Most part-time athletes are overscheduled, overplanned, and overworked. Sessions at the gym are sometimes your only personal time of the day. “Even then, in our workouts, there’s supposed to be a structure and you’re supposed to follow a plan to meet your target,” says Matt Berenc, the director of education at the Equinox Fitness Training Institute. And, while of course you’ll get the results you want with a tailored strategy, there are other elements that could help you get there faster and with less work. Specifically, the element of play. “When you experiment with new movements or techniques, it’s a way to ask more from your body, finding a wider range of movement, varying performance, and improving its ability for better adaptation in workouts, sports, and daily life,” Berenc says. (In fact, it's so important that Equinox opened The Playground for adults at a few of its locations.)

Add in play.

Berenc suggests categorizing your regular workouts into three types: playing, practicing, and training. “Playing is the initial foundation: experiencing it when it’s new and figuring it out,” he says. “Practice is when you’re working to own it and not worrying about intensity but just getting the movement down, and training is when you chase the intensity with reps, sets, and weight.” Most of us get the second two in the natural process of getting settled into a new program. But play is where we miss out.

Don't forget the toys.

As we get older, playing can actually seem like work. An easy way to start is, fittingly, at the beginning of your workout. Try some new movements in your warm-up, experiment with stretches or yoga moves, or even explore a workout “toy” you’re less familiar with, such as a kettlebell, medicine ball, or ViPR. Move it around, use it in some of the exercises or movement patterns you already do, get a feel for it. (If you’re really stumped, ask a trainer for some advice.)

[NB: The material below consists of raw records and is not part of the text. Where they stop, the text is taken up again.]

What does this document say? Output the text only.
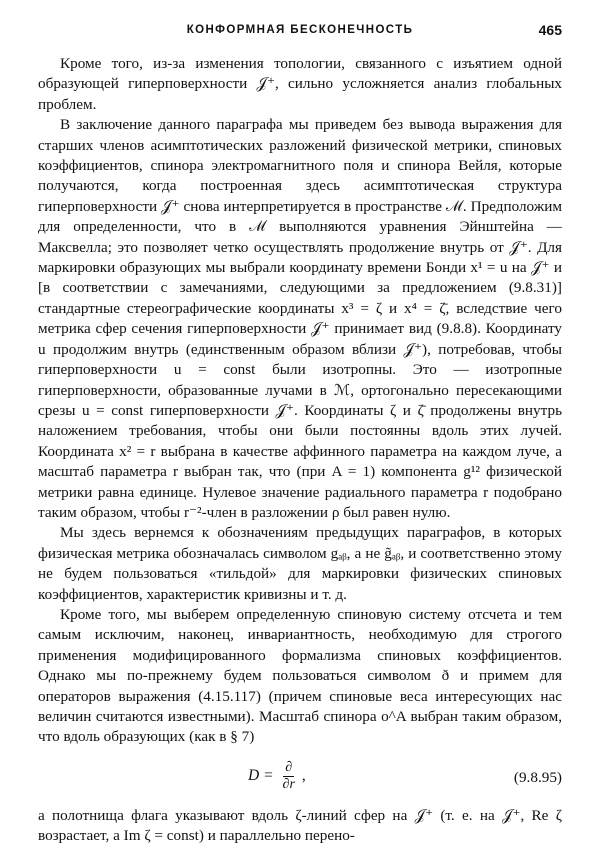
КОНФОРМНАЯ БЕСКОНЕЧНОСТЬ	465

Кроме того, из-за изменения топологии, связанного с изъятием одной образующей гиперповерхности 𝒥⁺, сильно усложняется анализ глобальных проблем.

В заключение данного параграфа мы приведем без вывода выражения для старших членов асимптотических разложений физической метрики, спиновых коэффициентов, спинора электромагнитного поля и спинора Вейля, которые получаются, когда построенная здесь асимптотическая структура гиперповерхности 𝒥⁺ снова интерпретируется в пространстве ℳ. Предположим для определенности, что в ℳ выполняются уравнения Эйнштейна — Максвелла; это позволяет четко осуществлять продолжение внутрь от 𝒥⁺. Для маркировки образующих мы выбрали координату времени Бонди x¹ = u на 𝒥⁺ и [в соответствии с замечаниями, следующими за предложением (9.8.31)] стандартные стереографические координаты x³ = ζ и x⁴ = ζ̄, вследствие чего метрика сфер сечения гиперповерхности 𝒥⁺ принимает вид (9.8.8). Координату u продолжим внутрь (единственным образом вблизи 𝒥⁺), потребовав, чтобы гиперповерхности u = const были изотропны. Это — изотропные гиперповерхности, образованные лучами в ℳ, ортогонально пересекающими срезы u = const гиперповерхности 𝒥⁺. Координаты ζ и ζ̄ продолжены внутрь наложением требования, чтобы они были постоянны вдоль этих лучей. Координата x² = r выбрана в качестве аффинного параметра на каждом луче, а масштаб параметра r выбран так, что (при A = 1) компонента g¹² физической метрики равна единице. Нулевое значение радиального параметра r подобрано таким образом, чтобы r⁻²-член в разложении ρ был равен нулю.

Мы здесь вернемся к обозначениям предыдущих параграфов, в которых физическая метрика обозначалась символом gₐᵦ, а не g̃ₐᵦ, и соответственно этому не будем пользоваться «тильдой» для маркировки физических спиновых коэффициентов, характеристик кривизны и т. д.

Кроме того, мы выберем определенную спиновую систему отсчета и тем самым исключим, наконец, инвариантность, необходимую для строгого применения модифицированного формализма спиновых коэффициентов. Однако мы по-прежнему будем пользоваться символом ð и примем для операторов выражения (4.15.117) (причем спиновые веса интересующих нас величин считаются известными). Масштаб спинора o^A выбран таким образом, что вдоль образующих (как в § 7)

$D = \frac{\partial}{\partial r}$ ,	(9.8.95)

а полотнища флага указывают вдоль ζ-линий сфер на 𝒥⁺ (т. е. на 𝒥⁺, Re ζ возрастает, а Im ζ = const) и параллельно перено-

Structure your fun (if you wish).

Freeform play isn’t for everyone, and when there are some rules to follow, it can be easier to let loose. Fartlek running, for example, when you chose landmarks (say, mailboxes or light posts) at which to speed up and slow down, gives just enough of a guideline that you don’t feel adrift. Dance classes can add desired structure while also being playful.

Recruit a fit friend.

One of the best ways to play while you work out is to bring a friend. “Play a game with your workout partner, such as medicine ball throws back and forth, or something like tag, which is the equivalent of interval sprints,” Berenc suggests.

Make it your “recovery day.”

If you’re truly a stickler for your workout routine, you don’t have to sacrifice anything in order to play: Simply use your active recovery day for an activity that’s new to you. This could be anything from a hike to an indoor rock climbing session to a pickup game of touch football—to actually playing with kids in your life. “Kids learn from play—it’s how they learn how to move, react, and socialize,” Berenc says. “There’s no reason why those benefits can’t translate for an adult.”